The payments company is looking to capitalize on its wide presence in order to expand Honey's user base. PayPal currently has over 330 million active accounts. But scaling the app from 17 million users to hundreds of millions is just the first step in the long-term vision for Honey and PayPal.

The two founders of Honey standing in their office

Honey co-founders Ryan Hudson and George Ruan. Image source: PayPal

Logging the demand curve for every product on the internet

Aside from its core feature of automatically testing promo codes during the online checkout process, Honey also encourages users to use its Droplist feature. Droplist allows users to add items to a list and get automatic alerts when the price goes down by a designated percentage.

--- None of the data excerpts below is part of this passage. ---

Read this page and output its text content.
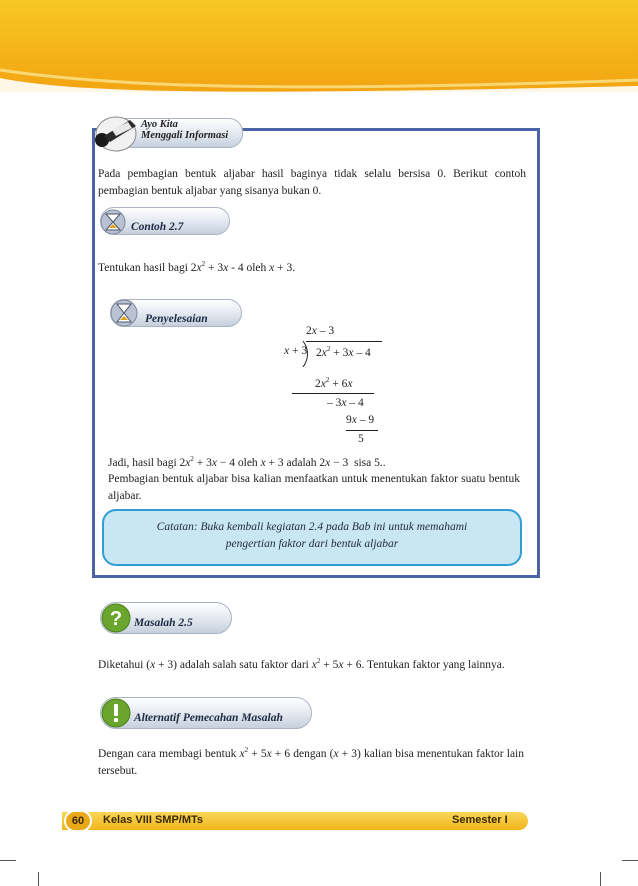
Ayo Kita
Menggali Informasi
Pada pembagian bentuk aljabar hasil baginya tidak selalu bersisa 0. Berikut contoh pembagian bentuk aljabar yang sisanya bukan 0.
Contoh 2.7
Tentukan hasil bagi $2x^2 + 3x - 4$ oleh x + 3.
Penyelesaian
2x – 3
x + 3 $2x^2 + 3x - 4$
$2x^2 + 6x$
– 3x – 4
9x – 9
5
Jadi, hasil bagi $2x^2 + 3x - 4$ oleh x + 3 adalah 2x − 3  sisa 5..
Pembagian bentuk aljabar bisa kalian menfaatkan untuk menentukan faktor suatu bentuk aljabar.
Catatan: Buka kembali kegiatan 2.4 pada Bab ini untuk memahami
pengertian faktor dari bentuk aljabar
? Masalah 2.5
Diketahui (x + 3) adalah salah satu faktor dari $x^2 + 5x + 6$. Tentukan faktor yang lainnya.
Alternatif Pemecahan Masalah
Dengan cara membagi bentuk $x^2 + 5x + 6$ dengan (x + 3) kalian bisa menentukan faktor lain tersebut.
60	Kelas VIII SMP/MTs	Semester I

PayPal CEO Dan Schulman sees this feature as a very valuable source of data for merchants. "The really interesting thing that Honey is doing is that they are creating demand curves by individuals," he said at an investors conference in March.

Schulman sees a day when Honey Droplist users will be able to authorize PayPal to automatically purchase an item when it hits their price. He also thinks PayPal can make a self-serve tool utilizing Droplist data that practically guarantees merchants a certain amount of sales if they run a promotion for a certain percentage off an item.

Being able to collect data on both purchase intent from Droplist and successful conversions from PayPal and Honey's promo code feature will strengthen the ability of PayPal to accurately predict how well promotions will work for merchants. That's a very valuable service few other competitors can offer.

Still years away

Schulman's idea of a self-serve promotion platform with highly accurate predictive capabilities is still years away. PayPal still needs to drive user growth to Honey and Droplist engagement while bringing more merchants onboard. Capitalizing on PayPal's existing presence with both consumers and merchants will be key to that growth, and it's a key area of investment for PayPal.

PayPal is working to increase the utility of its flagship app, Honey, and Venmo, and cross-selling users across all of its apps. "Our cross-selling have been incredibly effective in working with Honey," Schulman told analysts during PayPal's first-quarter earnings call. "In fact when we cross sell into Honey, we see a much higher [lifetime value] customer as well coming out of both for PayPal and Honey." He also noted that it's working on new features for Honey, which could drive engagement and new signups.

These are all important moves for PayPal to lay the groundwork of developing individual demand curves for specific products. But working with a long-term goal in mind, the fintech company can take very deliberate steps toward developing the product Schulman envisioned when he decided to acquire Honey.